The Rebbe’s Grandson Who Was Challenged with Fashion

Ahead of his wedding, a young R. Nochum, was called in by his grandfather, the Alter Rebbe, who tried to discourage him from getting fitted with a collar of the latest fashion, and promised him Gan Eden – but only if he really meant it.

Reb Menachem Nochum, the oldest son of the Mitteler Rebbe, was born around the year 5547 (1787) and resided in Lubavitch. Later on, he moved to Niezhin, making frequent extended visits to the kever of his grandfather the Alter Rebbe in Haditch. He passed away around eighty years old and is buried in Niezhin.


During the time of the Alter Rebbe, a new fashion in Russia dictated that jackets should henceforth have collars. When his grandson Reb Nochum, son of the Mitteler Rebbe, was preparing for his chassuna, the Alter Rebbe called for him and asked him about his silk kapota: would it be made in the traditional way, or would it conform to the new fashion? “It’ll have a collar, of course,” Reb Nochum replied.

The Alter Rebbe requested that he have it made without one, but Reb Nochum, then still a young bochur, argued, “Everyone else will have one, and I’ll be embarrassed.” The Alter Rebbe then promised him that if he wore a kapota without a collar, he would be together with his grandfather in Gan Eden. He then asked Reb Nochum that when his kapota was ready, he should come to him dressed in it. Reb Nochum asked if he must do it wholeheartedly or kabolas ol would be sufficient. The Alter Rebbe replied, “Of course, it must be truthfully, and with the truth of the ‘yechida.'” Reb Nochum was silent and nothing more was said.

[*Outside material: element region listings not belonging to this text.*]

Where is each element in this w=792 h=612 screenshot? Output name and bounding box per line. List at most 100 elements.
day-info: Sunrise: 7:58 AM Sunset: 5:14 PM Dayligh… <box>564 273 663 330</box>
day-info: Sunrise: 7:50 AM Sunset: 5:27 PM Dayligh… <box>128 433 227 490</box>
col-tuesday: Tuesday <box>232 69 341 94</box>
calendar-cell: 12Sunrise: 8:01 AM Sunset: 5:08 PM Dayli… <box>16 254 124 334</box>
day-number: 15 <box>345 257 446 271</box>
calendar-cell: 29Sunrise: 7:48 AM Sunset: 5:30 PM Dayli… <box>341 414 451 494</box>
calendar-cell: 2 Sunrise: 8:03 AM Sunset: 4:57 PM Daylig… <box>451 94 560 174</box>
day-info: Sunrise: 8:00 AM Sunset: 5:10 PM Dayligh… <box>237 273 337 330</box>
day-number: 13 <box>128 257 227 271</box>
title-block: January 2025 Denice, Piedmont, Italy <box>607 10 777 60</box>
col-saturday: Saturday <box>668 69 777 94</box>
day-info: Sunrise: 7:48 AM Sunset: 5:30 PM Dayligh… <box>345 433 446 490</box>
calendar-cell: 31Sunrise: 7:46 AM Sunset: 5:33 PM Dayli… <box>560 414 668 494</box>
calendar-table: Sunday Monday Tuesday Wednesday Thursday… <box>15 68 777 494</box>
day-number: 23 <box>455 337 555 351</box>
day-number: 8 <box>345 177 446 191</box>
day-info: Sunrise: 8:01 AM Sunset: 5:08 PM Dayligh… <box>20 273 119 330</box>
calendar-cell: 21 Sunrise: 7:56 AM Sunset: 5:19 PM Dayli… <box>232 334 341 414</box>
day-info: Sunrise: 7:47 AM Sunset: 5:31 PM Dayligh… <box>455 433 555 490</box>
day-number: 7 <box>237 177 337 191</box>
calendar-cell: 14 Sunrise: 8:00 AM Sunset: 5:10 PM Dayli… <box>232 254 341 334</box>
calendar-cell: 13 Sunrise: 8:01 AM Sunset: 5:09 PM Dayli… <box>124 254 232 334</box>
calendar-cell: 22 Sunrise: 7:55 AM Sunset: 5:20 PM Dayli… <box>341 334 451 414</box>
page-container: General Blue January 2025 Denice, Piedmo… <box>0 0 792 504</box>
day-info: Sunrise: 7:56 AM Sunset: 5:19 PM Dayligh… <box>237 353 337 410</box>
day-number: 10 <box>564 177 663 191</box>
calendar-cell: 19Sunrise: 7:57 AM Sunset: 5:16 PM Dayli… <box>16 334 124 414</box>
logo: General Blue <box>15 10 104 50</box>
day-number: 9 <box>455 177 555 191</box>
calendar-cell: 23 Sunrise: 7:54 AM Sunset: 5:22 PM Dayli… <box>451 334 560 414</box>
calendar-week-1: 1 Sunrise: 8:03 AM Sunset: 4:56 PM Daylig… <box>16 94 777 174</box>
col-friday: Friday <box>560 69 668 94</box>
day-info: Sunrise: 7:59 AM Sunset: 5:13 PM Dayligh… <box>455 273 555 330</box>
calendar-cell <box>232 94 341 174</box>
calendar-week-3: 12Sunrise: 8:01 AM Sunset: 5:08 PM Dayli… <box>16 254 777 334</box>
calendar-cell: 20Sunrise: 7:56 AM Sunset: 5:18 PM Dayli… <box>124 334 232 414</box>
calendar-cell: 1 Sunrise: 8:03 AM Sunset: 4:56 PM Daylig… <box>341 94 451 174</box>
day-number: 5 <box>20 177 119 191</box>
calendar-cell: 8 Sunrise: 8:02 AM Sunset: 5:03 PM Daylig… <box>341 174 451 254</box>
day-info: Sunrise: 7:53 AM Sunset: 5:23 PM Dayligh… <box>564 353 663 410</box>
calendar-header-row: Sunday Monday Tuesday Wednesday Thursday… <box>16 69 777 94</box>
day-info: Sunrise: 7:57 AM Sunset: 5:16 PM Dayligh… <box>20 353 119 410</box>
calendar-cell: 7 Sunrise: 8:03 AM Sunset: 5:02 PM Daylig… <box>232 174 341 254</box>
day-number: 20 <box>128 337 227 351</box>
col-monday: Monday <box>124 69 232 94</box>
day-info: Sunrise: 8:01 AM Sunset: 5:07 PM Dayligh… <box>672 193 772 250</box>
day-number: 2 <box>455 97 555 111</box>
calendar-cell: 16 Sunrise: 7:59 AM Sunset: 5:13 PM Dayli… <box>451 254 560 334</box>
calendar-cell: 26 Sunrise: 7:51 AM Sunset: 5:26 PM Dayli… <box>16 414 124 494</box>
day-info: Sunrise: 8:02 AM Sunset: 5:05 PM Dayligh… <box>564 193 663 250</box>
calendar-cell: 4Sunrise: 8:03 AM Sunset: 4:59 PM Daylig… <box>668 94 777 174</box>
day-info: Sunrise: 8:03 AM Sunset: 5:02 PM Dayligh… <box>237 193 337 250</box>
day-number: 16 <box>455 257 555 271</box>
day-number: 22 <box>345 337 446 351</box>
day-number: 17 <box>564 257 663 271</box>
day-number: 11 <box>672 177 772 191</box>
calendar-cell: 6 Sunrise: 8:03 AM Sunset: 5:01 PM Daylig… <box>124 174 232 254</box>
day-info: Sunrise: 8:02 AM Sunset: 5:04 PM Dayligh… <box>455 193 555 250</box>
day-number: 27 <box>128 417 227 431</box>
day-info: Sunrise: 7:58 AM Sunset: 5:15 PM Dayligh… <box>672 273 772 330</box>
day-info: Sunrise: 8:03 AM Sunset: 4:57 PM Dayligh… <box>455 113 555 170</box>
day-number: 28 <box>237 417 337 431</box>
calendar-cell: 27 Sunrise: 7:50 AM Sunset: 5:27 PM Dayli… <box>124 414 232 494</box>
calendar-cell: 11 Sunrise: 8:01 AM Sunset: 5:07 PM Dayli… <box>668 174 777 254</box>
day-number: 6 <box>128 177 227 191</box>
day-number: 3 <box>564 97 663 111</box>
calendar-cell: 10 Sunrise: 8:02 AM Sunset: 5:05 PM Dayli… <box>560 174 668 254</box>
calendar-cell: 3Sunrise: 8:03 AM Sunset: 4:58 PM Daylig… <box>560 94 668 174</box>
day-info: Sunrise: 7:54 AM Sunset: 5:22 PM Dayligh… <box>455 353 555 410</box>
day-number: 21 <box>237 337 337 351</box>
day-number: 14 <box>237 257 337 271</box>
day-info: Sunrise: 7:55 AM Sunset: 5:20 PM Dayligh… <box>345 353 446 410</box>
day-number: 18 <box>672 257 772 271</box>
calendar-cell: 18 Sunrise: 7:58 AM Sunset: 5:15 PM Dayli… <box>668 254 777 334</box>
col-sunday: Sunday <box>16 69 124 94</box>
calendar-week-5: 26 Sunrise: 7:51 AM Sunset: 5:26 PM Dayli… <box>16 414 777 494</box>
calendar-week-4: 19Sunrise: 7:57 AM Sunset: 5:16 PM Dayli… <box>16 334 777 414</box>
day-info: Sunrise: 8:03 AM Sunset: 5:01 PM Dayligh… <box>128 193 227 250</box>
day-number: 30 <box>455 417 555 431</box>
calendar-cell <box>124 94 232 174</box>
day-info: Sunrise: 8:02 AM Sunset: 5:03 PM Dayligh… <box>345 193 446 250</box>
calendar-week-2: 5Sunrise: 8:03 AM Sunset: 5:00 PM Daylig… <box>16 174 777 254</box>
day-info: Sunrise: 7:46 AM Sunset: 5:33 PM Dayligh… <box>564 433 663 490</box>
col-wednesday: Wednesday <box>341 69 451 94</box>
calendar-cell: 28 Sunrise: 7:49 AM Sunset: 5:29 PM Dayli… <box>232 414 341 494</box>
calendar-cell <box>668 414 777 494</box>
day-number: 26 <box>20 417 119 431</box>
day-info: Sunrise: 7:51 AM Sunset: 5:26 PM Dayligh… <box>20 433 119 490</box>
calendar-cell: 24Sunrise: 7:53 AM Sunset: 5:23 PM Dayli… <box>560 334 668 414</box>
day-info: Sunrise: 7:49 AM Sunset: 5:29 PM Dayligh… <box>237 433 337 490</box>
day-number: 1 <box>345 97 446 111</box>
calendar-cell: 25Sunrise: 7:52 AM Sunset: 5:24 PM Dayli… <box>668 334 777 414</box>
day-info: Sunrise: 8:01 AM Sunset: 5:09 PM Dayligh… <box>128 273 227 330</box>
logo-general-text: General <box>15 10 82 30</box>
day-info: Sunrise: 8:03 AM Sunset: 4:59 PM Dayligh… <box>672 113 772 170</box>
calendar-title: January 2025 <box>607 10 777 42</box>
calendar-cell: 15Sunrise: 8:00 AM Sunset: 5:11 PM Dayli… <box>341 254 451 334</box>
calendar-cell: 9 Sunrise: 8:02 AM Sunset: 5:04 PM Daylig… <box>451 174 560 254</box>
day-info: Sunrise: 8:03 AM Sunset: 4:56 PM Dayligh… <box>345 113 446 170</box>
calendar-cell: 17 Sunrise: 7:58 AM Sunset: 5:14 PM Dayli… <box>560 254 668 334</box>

Before the chassuna, the young man entered the Alter Rebbe’s room, dressed in his new kapota… which had a collar. The Alter Rebbe then tore off a small piece of fur from the inside of the coat and promised him long life for that. Years later Reb Nochum commented, “I was young and didn’t appreciate how great was the promise I had been given.” To correct this incident, Reb Nochum would spend much time in Haditch by the Ohel of the Alter Rebbe.

The Rebbe explained that at that time and place, the challenge of fashion was extremely difficult. Had the Alter Rebbe been successful, that challenge would have been removed for generations to come. And that explains why he offered his grandson such a rich reward.


The Mitteler Rebbe’s kapelia included two groups of chassidim, musicians and horse riders, who would enliven joyous occasions. The Rebbe’s son Reb Nachum was one of the horse riders.

One ordinary day, the Rebbe called for a performance and stood by his window to watch. Suddenly, Reb Nachum was flung from his horse and was badly hurt, but surprisingly, the Rebbe motioned that the performance should continue. Meanwhile, a doctor was called, and after examining Reb Nachum, concluded, “He has only broken his leg.”

Some chassidim later asked the Mitteler Rebbe why he had ordered that the performance continue, despite the accident.

“Why don’t you ask the reason for calling for a performance on a regular day?” responded the Rebbe, and he explained: “I became aware of a harsh decree being issued in Shamayim on my son, and since simcha sweetens stern decrees, I called for the kapelia. The simcha helped, for his fall turned out much less harmful than what had been planned for him. Then, to ensure a complete recovery, I instructed that the festivities continue. With HaShem’s help, he will recover completely.”


Year after year, as if for the first time, Reb Nachum, the Alter Rebbe’s grandson, would relate in patient detail all the events that took place during the stormy time of the Alter Rebbe’s arrest.

He would describe the tense atmosphere of that period, the libelous accusation the misnagdim brought to the czarist authorities, and their exultation when the Alter Rebbe was arrested. Reb Nachum would then describe the Alter Rebbe’s stay in prison, his geula, the way in which the good news spread, and the Rebbe’s return trip to Liozna from the prison in Petersburg.

When he recalled the arrest, his voice would drop, as if he were weeping; when he described the liberation, his voice would rise with the simcha of a remembered victory.

Like the Megilla Reading on Purim, he would tell the whole story once at night and again by day. Moreover, if one of the dignified elder chassidim would join the gathering after he had begun, he would go back to the very beginning and start all over again!